Sunday, December 05, 2010

What sort of society do we want?

It's been a while, and I am grateful to my beloved reader for enquiring after the absence of posts, but it seems like an appropriate period in which to allow dust to settle as the coalition took its bearings and made its first moves. It's been an interesting period, in which Labour have been presented with an open political goal on many occasions, but Ed Milliband has justified every concern that his embarrassing appointment by the Trade Unions would be a brief and dull one.

However, underlying all the distractions arising from the stark financial reality that there really is no money, there is a sense of some effort be exerted to get back some of the ground lost to Labour's "project" via control of education and the BBC.

The issue inspiring this piece stems from the very real perception that a pendulum has swung in our society, thanks to the tireless "reforming" efforts where some now feel that it's almost necessary to hold Straight Pride marches in order to re-establish the idea that it's still actually legal and permissible to promote heterosexuality, and families with married parents of different sexes.

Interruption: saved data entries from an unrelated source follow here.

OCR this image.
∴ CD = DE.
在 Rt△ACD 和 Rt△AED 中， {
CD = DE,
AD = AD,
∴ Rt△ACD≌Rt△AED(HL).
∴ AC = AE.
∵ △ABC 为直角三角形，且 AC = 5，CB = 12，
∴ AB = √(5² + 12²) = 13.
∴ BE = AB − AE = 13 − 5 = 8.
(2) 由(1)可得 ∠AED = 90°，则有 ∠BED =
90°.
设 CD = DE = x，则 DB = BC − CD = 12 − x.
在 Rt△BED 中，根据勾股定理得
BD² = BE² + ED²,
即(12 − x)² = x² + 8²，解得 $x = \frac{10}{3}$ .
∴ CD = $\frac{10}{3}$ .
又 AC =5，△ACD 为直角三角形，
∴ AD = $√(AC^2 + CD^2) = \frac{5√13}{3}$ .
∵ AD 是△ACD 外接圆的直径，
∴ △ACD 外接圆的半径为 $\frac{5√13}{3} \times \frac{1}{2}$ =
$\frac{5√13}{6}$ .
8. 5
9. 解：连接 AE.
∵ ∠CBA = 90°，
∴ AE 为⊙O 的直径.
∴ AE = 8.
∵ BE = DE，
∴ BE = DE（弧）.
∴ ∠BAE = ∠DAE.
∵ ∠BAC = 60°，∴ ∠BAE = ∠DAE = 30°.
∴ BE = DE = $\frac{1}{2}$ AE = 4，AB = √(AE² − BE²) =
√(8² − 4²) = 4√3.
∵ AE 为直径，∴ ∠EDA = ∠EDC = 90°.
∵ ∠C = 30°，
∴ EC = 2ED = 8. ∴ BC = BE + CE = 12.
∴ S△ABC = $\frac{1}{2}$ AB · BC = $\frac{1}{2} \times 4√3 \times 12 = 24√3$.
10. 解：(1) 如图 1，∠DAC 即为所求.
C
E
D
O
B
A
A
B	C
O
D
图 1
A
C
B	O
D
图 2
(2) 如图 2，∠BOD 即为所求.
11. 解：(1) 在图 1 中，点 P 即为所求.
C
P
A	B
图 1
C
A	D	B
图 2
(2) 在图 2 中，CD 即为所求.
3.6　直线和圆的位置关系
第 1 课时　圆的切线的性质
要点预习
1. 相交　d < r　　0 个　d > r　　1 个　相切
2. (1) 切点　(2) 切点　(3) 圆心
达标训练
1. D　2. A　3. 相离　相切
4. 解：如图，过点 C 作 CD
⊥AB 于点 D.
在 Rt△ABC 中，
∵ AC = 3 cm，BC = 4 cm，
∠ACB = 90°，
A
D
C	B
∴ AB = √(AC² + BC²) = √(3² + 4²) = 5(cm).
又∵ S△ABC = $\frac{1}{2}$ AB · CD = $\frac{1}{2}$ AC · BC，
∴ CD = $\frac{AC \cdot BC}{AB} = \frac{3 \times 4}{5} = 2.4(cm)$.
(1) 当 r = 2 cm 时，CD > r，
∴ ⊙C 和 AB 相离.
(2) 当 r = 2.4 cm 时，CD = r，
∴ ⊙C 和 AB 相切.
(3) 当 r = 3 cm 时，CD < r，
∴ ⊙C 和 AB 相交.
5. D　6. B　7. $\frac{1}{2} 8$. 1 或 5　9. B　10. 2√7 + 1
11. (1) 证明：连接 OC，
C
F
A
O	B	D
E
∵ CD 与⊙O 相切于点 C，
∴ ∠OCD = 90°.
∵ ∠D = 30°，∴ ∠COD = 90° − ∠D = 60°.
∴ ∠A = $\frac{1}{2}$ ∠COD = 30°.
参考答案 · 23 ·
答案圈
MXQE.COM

It's a fascinating conundrum that much of the 20th century was spent in conflicts where millions were killed to promote democracy based on "majority" rule, yet we now find ourselves in the thrall of a cabal of vociferous minorities that no one voted for, but that have managed to influence our society through hijacking the liberal media and thereby gain effective control of the BBC's ability to undertake massive social engineering projects at the licence payer's expense.

Indeed, the "majority view" is deemed pure heresy to the chattering classes and dismissed as the grubby populism of the tabloid press. Freedom of speech and expression - coupled with the right to reply - should come ahead of attempting to discourage others from saying what they think, and thereby enriching our connection with the real world through the use of "direct" language.

Unlike the mind-controlling efforts of politicians whose existence now depends on offending the least number of people, no longer daring to try and inspire the majority, I would prefer people to make their own minds up on all issues, as the result of taking part in a big debate where anyone can say anything about anything.

By all means engage in debate and criticise an idea, but not the way the idea is expressed, or the debate will always be restricted to an articulate and fluent minority (aka "chattering classes") who are not easily ashamed by self-conscious concerns of their literacy.

The guardians of political correctness tend to chide in that wonderfully condescending "school mistress" mode that has become the trademark psychology of mind control projects such as "Common Purpose" over the past 15 years. As a result, political correction has become the dominant hobgoblin of the feeble minded.

Kids protesting today have only ever known a UK dominated by the left's woolly notions of the "tolerant society". As one who has been around longer, let me assure you that the past 13 years have been a period of unprecedented stupidity, where an ever-expanding welfare state was used to buy elections, using the fairy money that ran out.

This "beyond criticism" welfare state, far removed from financial reality, was a perfect place to nurture and promote the ideas of entitlement that spawned vociferous minorities, and their desire to promote inclusivity and positive discrimination of all sorts, where an individual's abilities were of secondary importance to their score on the scale of PC acceptability.

And now, in order to repay the cost of Labour's failure, we are entering a far more realistic and brutal period where the rules of the life game are going to be dictated by the need to compete with the likes of the Chinese for basic commodities such as food and energy.

Some of us might not like all the consequences of a return to genuine majority rule, but in order to create and manage a society that can survive the challenges coming our way over the next years, we will need to be carried along by genuine majority opinion and not divided by political correctness in all its myriad distractions.